In a cloud computing context, that means that changing infrastructure availability from months to minutes highlights the inefficient application life-cycle practices typical of most enterprise IT organizations.
While a large percentage of these organizations have adopted agile development practices, that hasn’t improved overall application delivery cadence.
That’s because everything after development remains mired in artifact rebuilds, dissimilar environments, and manual activities. This is the land of “I don’t understand why it isn’t working ... it worked on my machine.”
Next year, as cloud computing moves into the mainstream of IT activities (see previous prediction), it will confront these slothful practices. The pressure to improve overall application delivery times will build and build.
Whether you call this improvement process DevOps, reengineering, automate-all-the-things, or one of a dozen different names, the aim is the same: restructure the application development and delivery process to remove inefficiencies.
Next year will see application life-cycle restructuring become a senior IT leadership priority, as the need to improve overall throughput becomes a critical need.
Talent will becomes a critical success factor
Every one of the previous four predictions illustrates the enormousness of the upcoming change in IT and how each of them requires really talented staff for successful implementation.
Unfortunately, most enterprises continue to treat technical personnel as interchangeable cogs managed for cost control, instead of recognizing staff for what it is: the engine to power the shift to the digital enterprise.
Awareness of the critical nature of technical skills to pull off the kinds of changes described above will build throughout 2018. Many enterprises will come to appreciate that having the right skills on board will make the difference between future success and, well, failure.
Expect to see increased emphasis on staffing IT organizations with a range of cutting-edge skills relating to application design and operation, along with specific technologies like machine learning, IoT hardware, real-time event processing, and many others.
One can also expect groans as enterprise IT organizations confront the fact that leading-edge talent expects leading-edge salaries, and trying to wedge these people into existing salary structures won’t work.
As Clay Shirky noted in his nearly decade-old blog post on the newspaper industry, inflection points in technology are messy, hard to understand (not to say even recognize), and uncomfortable. With our natural human instinct to impose narrative on situations, we assume that tomorrow will resemble today, only a little bit different, instead of recognizing that we are in the middle of disruptive change.
As I stated earlier, cloud computing can be thought of as an innovation platform. In their recent book “Machine, Platform, Crowd,” Andrew McAfee and Erik Brynjolfsson begin the platform section of the book by noting just how much change has occurred in our society and economy over the past 20 years.

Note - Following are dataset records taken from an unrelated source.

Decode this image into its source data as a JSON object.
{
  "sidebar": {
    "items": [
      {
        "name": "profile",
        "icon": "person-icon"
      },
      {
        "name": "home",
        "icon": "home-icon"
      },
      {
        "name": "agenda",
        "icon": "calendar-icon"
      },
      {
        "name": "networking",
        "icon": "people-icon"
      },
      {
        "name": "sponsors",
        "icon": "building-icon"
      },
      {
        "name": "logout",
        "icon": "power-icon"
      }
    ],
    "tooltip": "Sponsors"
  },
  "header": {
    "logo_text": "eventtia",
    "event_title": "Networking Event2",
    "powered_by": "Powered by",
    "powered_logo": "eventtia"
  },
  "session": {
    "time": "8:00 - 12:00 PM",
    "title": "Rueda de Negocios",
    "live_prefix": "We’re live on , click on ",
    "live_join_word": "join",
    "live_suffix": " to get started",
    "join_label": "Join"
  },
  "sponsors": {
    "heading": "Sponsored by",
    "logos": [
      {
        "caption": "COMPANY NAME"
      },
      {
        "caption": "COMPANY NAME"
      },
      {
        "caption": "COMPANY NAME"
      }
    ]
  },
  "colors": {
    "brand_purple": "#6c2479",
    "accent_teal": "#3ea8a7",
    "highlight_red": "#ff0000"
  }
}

Just 20 years ago, most people talked via landline phones (which, of course, weren’t referred to as “landline,” since that was pretty much the only kind of phone one could have). If they wanted to listen to music, the only way to get access was to go to a store and buy a physical thing. News was delivered by physical things called newspapers or by a broadcast medium called television.
The Internet has unmoored that world, making information available across a network and getting rid of “thing-ness” in the process.
Cloud computing reflects the advancement of this process to computing itself, and the changes it brings to the use and application of computing are now reaching a disruption point. In my opinion, 2018 represents the inflection point in this process, and massive change looms for all of us.